Sikh American Legal Defense and Education Fund
- Formation: 1996
- Website: https://saldef.org/

= Sikh American Legal Defense and Education Fund =

The Sikh American Legal Defense and Education Fund (SALDEF) is a national non-profit civil rights and educational organization in the United States. SALDEF is a 501(c)3 non-profit membership-based body that protects and promotes civil rights of Sikh Americans through advocacy, education, and media relations.

==History==
In 1996, SALDEF began as the Sikh Mediawatch and Resource Task Force (SMART), an all-volunteer organization. During its inception years, its primary focus was on media analysis and education.

SALDEF's mission is to protect the civil rights of Sikh Americans and ensure a fostering environment in the United States for future generations.

In November 2004, SMART changed its name to SALDEF, which has an national office in Washington, DC.

==Activities==
===Legal aid===
It provides free legal assistance on civil rights and civil liberties issues like:
- Workplace racism
- Protecting Sikh articles of faith (such as kirpan and kesh)
- Denial of public accommodation
- Other civil rights and civil liberties issues.
SALDEF staff and representatives regularly meet with government officials at the local, state, and federal levels. They also do Legislative advocacy on issues influencing ethnic and religious minority American community.

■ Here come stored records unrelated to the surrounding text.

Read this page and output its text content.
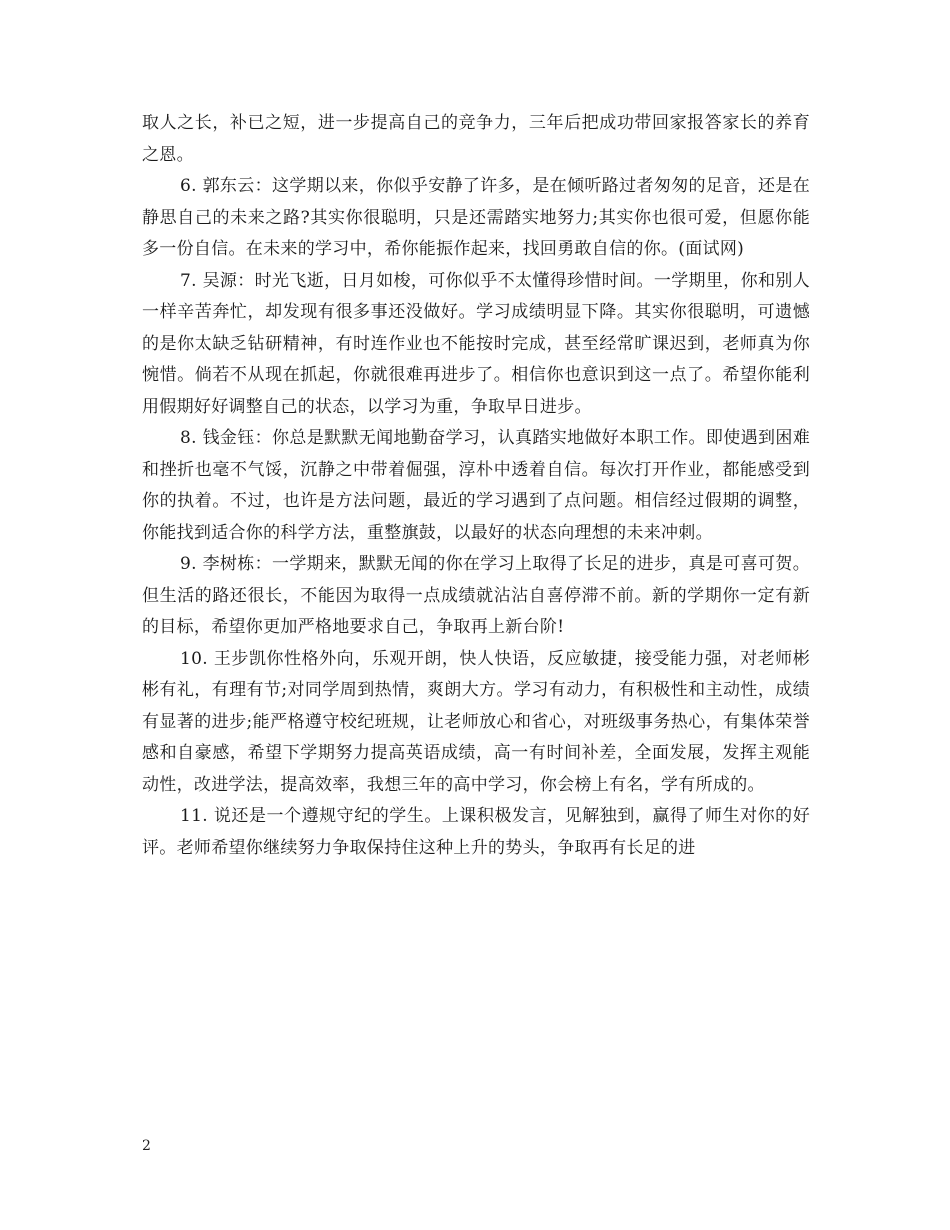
取人之长，补已之短，进一步提高自己的竞争力，三年后把成功带回家报答家长的养育之恩。

6. 郭东云：这学期以来，你似乎安静了许多，是在倾听路过者匆匆的足音，还是在静思自己的未来之路?其实你很聪明，只是还需踏实地努力;其实你也很可爱，但愿你能多一份自信。在未来的学习中，希你能振作起来，找回勇敢自信的你。(面试网)

7. 吴源：时光飞逝，日月如梭，可你似乎不太懂得珍惜时间。一学期里，你和别人一样辛苦奔忙，却发现有很多事还没做好。学习成绩明显下降。其实你很聪明，可遗憾的是你太缺乏钻研精神，有时连作业也不能按时完成，甚至经常旷课迟到，老师真为你惋惜。倘若不从现在抓起，你就很难再进步了。相信你也意识到这一点了。希望你能利用假期好好调整自己的状态，以学习为重，争取早日进步。

8. 钱金钰：你总是默默无闻地勤奋学习，认真踏实地做好本职工作。即使遇到困难和挫折也毫不气馁，沉静之中带着倔强，淳朴中透着自信。每次打开作业，都能感受到你的执着。不过，也许是方法问题，最近的学习遇到了点问题。相信经过假期的调整，你能找到适合你的科学方法，重整旗鼓，以最好的状态向理想的未来冲刺。

9. 李树栋：一学期来，默默无闻的你在学习上取得了长足的进步，真是可喜可贺。但生活的路还很长，不能因为取得一点成绩就沾沾自喜停滞不前。新的学期你一定有新的目标，希望你更加严格地要求自己，争取再上新台阶!

10. 王步凯你性格外向，乐观开朗，快人快语，反应敏捷，接受能力强，对老师彬彬有礼，有理有节;对同学周到热情，爽朗大方。学习有动力，有积极性和主动性，成绩有显著的进步;能严格遵守校纪班规，让老师放心和省心，对班级事务热心，有集体荣誉感和自豪感，希望下学期努力提高英语成绩，高一有时间补差，全面发展，发挥主观能动性，改进学法，提高效率，我想三年的高中学习，你会榜上有名，学有所成的。

11. 说还是一个遵规守纪的学生。上课积极发言，见解独到，赢得了师生对你的好评。老师希望你继续努力争取保持住这种上升的势头，争取再有长足的进

2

It administers outreach to local Sikh American communities through presentations about rights, community forums and voter registration.

In March 2026, American United's (AU) legal department filed cases against Turmp administration on behalf of many including SALDEF. AU and Democracy Forward represent many organisations including Interfaith Alliance, Muslims For Progressive Values, Hindus For Human Rights and SALDEF in the lawsuit.